This service was born out of a need to convert currency amounts "eg. 120,329 Shillings" and other numbers "eg. 23.45 kilograms" into intelligible audio in Swahili for IVR messages to rural Tanzanians. When we talked to some developers from Jumo, we realised that this was a shared need, and thought this would be a great partnership opportunity.
We figured that this libary could be very useful for others working in to develop IVR applications for financial inclusion in Africa and around the world, and thus decided to release it publicly under an Open Source license. The hope for this project is that others can add their own languages and benefit financial inclusion projects around the world.
Yes. That's right.
Since 2017 we have been working along with Teller and Ker-twang on building more inclusive financial services across a number of countries and markets. We learned that many people recieve text messages from mobile money operators or cash disbursement programmes. For low-income people with poor literacy or poor eyesight, reading text messages with numbers on a screen isn't a great experience.
We've been crafting IVR (Interactive Voice Response) experiences that aim to engage these very people, and thus needed a way to read out numbers to them in their own native language. We believe that this library can be a small piece in enabling organizations around the world to better engage their customers over voice.
DFS Talk is able to convert complicated numbers into audio by stitching together individual audio files. There's no magic going on here with complex speech synthesis; we are just appending different words until it makes a number.
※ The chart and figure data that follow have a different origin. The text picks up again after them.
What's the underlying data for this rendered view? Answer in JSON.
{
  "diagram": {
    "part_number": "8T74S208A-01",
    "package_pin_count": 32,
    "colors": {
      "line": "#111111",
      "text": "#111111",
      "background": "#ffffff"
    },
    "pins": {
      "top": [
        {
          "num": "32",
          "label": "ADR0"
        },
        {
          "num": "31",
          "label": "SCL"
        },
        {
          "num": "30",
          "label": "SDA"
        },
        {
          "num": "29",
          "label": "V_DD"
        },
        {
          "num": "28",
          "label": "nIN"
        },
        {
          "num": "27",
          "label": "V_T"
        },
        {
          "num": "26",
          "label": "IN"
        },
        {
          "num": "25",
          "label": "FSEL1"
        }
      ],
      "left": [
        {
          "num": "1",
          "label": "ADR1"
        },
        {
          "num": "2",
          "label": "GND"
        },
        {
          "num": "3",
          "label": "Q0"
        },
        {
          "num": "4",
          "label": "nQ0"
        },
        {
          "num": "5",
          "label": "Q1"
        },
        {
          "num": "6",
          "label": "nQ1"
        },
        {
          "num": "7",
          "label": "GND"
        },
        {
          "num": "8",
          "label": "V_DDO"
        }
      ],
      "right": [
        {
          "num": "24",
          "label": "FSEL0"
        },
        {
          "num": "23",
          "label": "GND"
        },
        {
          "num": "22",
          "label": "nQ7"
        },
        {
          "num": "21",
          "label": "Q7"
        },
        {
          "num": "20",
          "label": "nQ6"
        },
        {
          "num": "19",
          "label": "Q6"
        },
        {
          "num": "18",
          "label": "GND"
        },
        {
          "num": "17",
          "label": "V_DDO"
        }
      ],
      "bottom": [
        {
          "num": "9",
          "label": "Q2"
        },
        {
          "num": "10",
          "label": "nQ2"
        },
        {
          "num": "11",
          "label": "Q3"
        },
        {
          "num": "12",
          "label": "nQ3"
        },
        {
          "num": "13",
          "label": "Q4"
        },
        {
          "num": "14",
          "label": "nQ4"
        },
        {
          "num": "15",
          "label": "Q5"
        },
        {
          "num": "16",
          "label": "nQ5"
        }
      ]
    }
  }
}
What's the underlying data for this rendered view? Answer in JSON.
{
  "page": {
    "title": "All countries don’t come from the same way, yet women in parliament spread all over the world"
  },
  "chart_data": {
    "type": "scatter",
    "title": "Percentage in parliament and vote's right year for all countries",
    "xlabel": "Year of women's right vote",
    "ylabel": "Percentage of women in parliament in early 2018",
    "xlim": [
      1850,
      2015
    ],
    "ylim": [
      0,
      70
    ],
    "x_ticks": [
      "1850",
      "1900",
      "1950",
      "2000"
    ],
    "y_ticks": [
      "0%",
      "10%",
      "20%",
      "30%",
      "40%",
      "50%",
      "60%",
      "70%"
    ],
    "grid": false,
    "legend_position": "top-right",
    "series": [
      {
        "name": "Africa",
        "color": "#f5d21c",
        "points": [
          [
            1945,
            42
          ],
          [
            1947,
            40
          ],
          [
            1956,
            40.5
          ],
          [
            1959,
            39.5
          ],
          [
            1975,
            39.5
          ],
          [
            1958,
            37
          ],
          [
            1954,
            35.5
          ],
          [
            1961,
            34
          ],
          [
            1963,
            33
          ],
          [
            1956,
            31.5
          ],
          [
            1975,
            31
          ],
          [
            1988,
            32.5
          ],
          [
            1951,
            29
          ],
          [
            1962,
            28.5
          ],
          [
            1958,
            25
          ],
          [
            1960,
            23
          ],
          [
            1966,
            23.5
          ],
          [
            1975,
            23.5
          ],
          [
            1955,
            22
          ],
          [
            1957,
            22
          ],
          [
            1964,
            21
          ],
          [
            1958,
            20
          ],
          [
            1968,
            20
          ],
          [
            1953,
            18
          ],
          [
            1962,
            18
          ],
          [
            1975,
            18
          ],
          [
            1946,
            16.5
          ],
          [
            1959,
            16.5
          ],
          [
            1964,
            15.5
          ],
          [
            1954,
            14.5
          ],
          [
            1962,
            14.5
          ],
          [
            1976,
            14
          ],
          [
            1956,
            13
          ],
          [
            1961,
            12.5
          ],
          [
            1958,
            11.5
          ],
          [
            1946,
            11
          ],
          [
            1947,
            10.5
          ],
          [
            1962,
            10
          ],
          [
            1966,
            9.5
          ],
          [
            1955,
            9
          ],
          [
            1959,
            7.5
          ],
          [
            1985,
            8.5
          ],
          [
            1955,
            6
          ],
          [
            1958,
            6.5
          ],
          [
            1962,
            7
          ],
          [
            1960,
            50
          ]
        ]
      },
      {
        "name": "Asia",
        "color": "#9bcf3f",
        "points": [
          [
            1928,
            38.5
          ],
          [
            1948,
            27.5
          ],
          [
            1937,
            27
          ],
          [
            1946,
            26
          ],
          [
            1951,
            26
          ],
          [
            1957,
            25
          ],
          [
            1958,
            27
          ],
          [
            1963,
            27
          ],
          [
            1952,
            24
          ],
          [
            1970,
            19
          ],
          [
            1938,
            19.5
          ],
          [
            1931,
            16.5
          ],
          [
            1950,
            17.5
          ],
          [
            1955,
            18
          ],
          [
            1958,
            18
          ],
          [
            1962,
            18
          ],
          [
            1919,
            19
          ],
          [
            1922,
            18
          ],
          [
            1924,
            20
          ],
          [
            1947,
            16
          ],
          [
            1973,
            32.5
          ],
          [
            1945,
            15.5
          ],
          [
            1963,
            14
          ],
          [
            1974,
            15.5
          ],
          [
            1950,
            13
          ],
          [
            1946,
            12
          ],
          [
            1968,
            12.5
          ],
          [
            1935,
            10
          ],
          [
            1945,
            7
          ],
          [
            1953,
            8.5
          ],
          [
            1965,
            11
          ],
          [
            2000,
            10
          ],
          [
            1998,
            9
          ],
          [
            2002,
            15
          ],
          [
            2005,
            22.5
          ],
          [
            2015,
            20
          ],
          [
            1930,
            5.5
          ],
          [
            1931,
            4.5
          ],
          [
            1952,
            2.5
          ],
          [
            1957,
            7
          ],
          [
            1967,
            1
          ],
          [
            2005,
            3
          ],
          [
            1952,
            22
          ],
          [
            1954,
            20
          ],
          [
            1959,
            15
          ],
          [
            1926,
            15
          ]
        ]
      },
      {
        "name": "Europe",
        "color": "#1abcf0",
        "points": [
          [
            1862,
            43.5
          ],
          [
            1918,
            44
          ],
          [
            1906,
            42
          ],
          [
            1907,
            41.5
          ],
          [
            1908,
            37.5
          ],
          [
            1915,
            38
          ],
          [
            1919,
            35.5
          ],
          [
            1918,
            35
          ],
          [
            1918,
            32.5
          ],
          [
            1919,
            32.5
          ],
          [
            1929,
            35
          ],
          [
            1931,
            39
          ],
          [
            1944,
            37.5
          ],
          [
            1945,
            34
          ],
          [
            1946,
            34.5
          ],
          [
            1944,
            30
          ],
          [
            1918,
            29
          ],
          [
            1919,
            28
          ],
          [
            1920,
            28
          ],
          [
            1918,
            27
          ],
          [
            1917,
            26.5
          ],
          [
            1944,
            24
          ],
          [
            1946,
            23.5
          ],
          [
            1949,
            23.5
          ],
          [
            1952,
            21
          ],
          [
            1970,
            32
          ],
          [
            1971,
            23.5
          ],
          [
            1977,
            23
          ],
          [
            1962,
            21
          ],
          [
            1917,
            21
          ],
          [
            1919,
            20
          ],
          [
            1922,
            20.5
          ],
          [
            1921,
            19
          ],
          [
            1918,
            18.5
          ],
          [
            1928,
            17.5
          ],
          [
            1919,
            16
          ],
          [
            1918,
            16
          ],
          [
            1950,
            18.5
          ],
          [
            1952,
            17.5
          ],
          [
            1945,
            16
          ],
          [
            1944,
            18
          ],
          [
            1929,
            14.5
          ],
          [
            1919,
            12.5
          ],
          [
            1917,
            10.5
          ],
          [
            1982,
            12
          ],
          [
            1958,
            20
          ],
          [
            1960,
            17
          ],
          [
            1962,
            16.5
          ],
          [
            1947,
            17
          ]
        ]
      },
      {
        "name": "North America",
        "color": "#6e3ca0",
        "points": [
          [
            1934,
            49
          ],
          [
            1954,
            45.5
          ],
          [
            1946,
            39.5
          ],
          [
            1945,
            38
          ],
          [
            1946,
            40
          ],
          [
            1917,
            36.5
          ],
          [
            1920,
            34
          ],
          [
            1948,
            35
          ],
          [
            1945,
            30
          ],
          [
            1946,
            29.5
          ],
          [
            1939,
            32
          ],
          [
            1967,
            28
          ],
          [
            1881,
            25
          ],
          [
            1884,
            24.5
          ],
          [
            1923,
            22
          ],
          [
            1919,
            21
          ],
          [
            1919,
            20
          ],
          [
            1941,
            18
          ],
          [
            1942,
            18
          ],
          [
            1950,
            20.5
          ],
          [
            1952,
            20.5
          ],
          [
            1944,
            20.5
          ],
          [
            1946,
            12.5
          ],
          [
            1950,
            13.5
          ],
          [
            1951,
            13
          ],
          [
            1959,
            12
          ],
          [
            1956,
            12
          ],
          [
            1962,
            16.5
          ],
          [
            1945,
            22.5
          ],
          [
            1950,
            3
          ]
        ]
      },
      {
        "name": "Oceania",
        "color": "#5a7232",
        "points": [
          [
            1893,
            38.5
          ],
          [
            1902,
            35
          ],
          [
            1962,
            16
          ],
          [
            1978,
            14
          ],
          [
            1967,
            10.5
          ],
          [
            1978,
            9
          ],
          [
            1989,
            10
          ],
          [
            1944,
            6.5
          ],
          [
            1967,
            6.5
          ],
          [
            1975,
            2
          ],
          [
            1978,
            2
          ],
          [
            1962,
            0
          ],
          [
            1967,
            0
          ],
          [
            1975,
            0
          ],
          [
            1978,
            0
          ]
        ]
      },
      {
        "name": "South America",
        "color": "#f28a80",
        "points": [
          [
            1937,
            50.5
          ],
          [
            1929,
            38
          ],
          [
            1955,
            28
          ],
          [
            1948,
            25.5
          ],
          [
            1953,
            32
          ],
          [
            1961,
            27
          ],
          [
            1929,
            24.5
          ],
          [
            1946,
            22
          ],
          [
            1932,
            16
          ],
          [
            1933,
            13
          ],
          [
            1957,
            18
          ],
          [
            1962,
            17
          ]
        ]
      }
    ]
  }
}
Below are some examples of numbers that have been converted to audio:
(coming soon!)
This is a draft api, and is currently under review before wider implementation
The API is specified in YAML using the OpenApi v2 spec. You can find the api spec at ./swagger.yaml. You can also browse the api with the Swagger UI Editor here
Supported Languages
Language | Code | Description |
---|---|---|
English | en_AU_male | Male English with Australian accent (courtesy of yours truly) |
Swahili | sw_TZ_male (coming soon) | Male Swahili with Tanzanian accent |
Swahili | sw_KE_male (coming soon) | Male Swahili with Kenyan accent |
Authentication is performed using Basic Auth. Simply include an auth header: Authorization: Basic <base64Encode('username:password')>
in your requests.
For example, where username=[email protected] and password=password
Auth header value is:
Basic ZW1haWxAZXhhbXBsZS5jb206cGFzc3dvcmQ=
e.g.:
curl -X POST "https://us-central1-dfs-talk.cloudfunctions.net/number/" \
-H "accept: application/json" \
-H "authorization: Basic ZW1haWxAZXhhbXBsZS5jb206cGFzc3dvcmQ=" \
-H "Content-Type: application/json" \
-d "{ \"language\": \"en_AU_male\", \"number\": 1032}"
Below is a summary of the key endpoints to use the library. You can browse the full API here.
Generates audio for a given number and language code.
Request Format:
{
"language": "<supported language code>",
"number": integer
}
Response Format:
{
"expiry": "" //<time in seconds>,
"url": "" //<url of the generated audio. Will be deleted after the expiry time>
}
curl -X POST "https://us-central1-dfs-talk.cloudfunctions.net/number/" \
-H "accept: application/json" \
-H "authorization: Basic ZW1haWxAZXhhbXBsZS5jb206cGFzc3dvcmQ=" \
-H "Content-Type: application/json" \
-d "{ \"language\": \"en_AU_male\", \"number\": 239572}"
Response:
{
"expiry": 86400,
"url": "https://www.googleapis.com/download/storage/v1/b/dfs-talk.appspot.com/o/generated%2Fee19ce03-5a41-4e90-a113-dfc043c57d4e.mp3?alt=media&token=1111222233334444"
}
coming soon!
We have a live deployment that is currently in private Alpha testing, and not yet ready for the public. To request access, get in touch with us at: lewis [at] vesselstech [dot] com.
If you would like to contribute a new language or audio for a given language, please get in touch with us at: lewis [at] vesselstech [dot] com.
The process will change for each language, but follow these rough steps:
- Determine which unique words for a language need to be recorded. For example, in English this means all numbers from 0-20, all tens (10, 20, 30), hundred, thousand, and a few more such as 'minus', 'point' and 'and'.
- Write a function in Javascript that takes a digit within a given number and returns a word or words. Eg. 119 in English is converted into "one", "hundred", "nineteen"
- Record the audio each word, and add to
functions/audio/<language_code>/
firebase login #only if you haven't logged in in some time
cd functions && npm install
cd ..
make switch-prod
make deploy
DFSTalk is licensed under a GNU GPL v3.0 license. See the LICENSE file for more info.
Copyright (c) 2019 Vessels Tech
All of this work is made possible with generous funding from DFSLab.